Along the way to becoming an Eagle Scout, I completed many AT walks in the southern Appalachians. During and after college, I trekk ed across the Smoky Mountains National Park multiple times, once with my good friend and fellow Berea College alum, CAP President Guy Adams. Later on, I explored the Grayson Highlands of southwest Virginia, the White Mountains of New Hampshire, and numerous sections in the southern Appalachians.

Almost every AT hiker can name at least one favorite spot on the trail. Mine is on the “balds” of the Roan Highlands along the Tennessee/North Carolina border.
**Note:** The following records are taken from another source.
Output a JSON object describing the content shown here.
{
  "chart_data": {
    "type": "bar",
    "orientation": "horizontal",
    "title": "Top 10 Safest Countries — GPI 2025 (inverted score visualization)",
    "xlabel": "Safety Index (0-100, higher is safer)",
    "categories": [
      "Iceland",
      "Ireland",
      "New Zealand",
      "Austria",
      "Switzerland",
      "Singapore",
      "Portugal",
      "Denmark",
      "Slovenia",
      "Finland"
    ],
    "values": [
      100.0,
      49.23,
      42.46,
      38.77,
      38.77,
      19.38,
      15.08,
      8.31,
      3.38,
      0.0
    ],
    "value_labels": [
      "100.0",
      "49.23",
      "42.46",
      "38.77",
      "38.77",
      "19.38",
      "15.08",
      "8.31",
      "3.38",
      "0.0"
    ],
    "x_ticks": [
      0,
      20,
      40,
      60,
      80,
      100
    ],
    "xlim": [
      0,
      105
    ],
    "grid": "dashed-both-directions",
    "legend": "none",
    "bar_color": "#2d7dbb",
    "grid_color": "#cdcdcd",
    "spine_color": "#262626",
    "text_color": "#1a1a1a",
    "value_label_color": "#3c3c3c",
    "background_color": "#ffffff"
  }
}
These open ridges, at elevations of 5500’ to 6300’, are blessed with diverse flora and fauna, as well as seemingly endless vistas in every season.

Over my 45 years of hiking (apart from the annual Roan hikes), there were many years when I was working too hard and our children were so young that I didn’t get on the AT. I hiked the trail in 20 of those 45 years. Yet, by 2003, I had accumulated 800+ miles and made the decision to stop repeating my favorite hikes in the south and to complete the entire trail. 

I’ve encountered all sorts of weather – downpours, thunderstorms, mists, ice, snowstorms, gales, heat, and muggy days without a breeze in sight. Just as often, there have been “blue bird” days with clear skies, puffy white clouds, and cool, crisp air. 

I’ve run into almost all of the trail critters one can imagine – bears, moose, deer, rattlesnakes, copperheads, shelter rats, goats, wild boar, eagles, owls, ticks, and newts. I’ve ridden a train to the AT in New York State, accessed it by car, bike, and on foot. I’ve been lucky enough to fly into remote areas to start hikes and twice flown in and out from the AT by pontoon plane. I’ve walked mostly solo but also have enjoyed the company of my father, family, and friends, new and old. 

While the natural challenges and experiences of the AT have been great, the trail is also a social experience. It is populated with all sorts of people – the young and the old, the fit and the not so fit, locals and travelers, thru-hikers and casual walkers. I’ve been helped by trail angels and have been a trail angel myself countless times.

Judge B. Wilson IIJudge Wilson in the Gulf Hagas, 100 Mile Wilderness, 2014.

I “finished” my walk from Georgia to Maine in August 2014, a mere 45 years after first setting foot on the trail. Summit day on Katahdin was a beautiful, breezy day and the mountaintop was filled with a score of thru-hikers finishing their journeys. It was a joyful, uplifting experience.

One never really completes the AT journey. I return again and again, as time permits, to enjoy favorite spots on the trail and maybe, someday, I’ll start again in Georgia and “hike north with spring” in another thru-hike to Maine, as so many have done in the past.

It has been a blessing to walk the AT and being a trail angel continues to be a part of my life. Becoming a CAP supporter and director has also been a blessing and getting to know CAP’s generous donors and volunteers has been an inspiration. These angels continue to make a big difference in the lives of many folks in Appalachia at times of crisis or natural disaster. I am grateful for them all.

Judge B. Wilson II, general counsel at Berea College and long-time CAP board member, is an avid hiker whose love for the Appalachian Trail is almost as big as his love for CAP and the people it serves.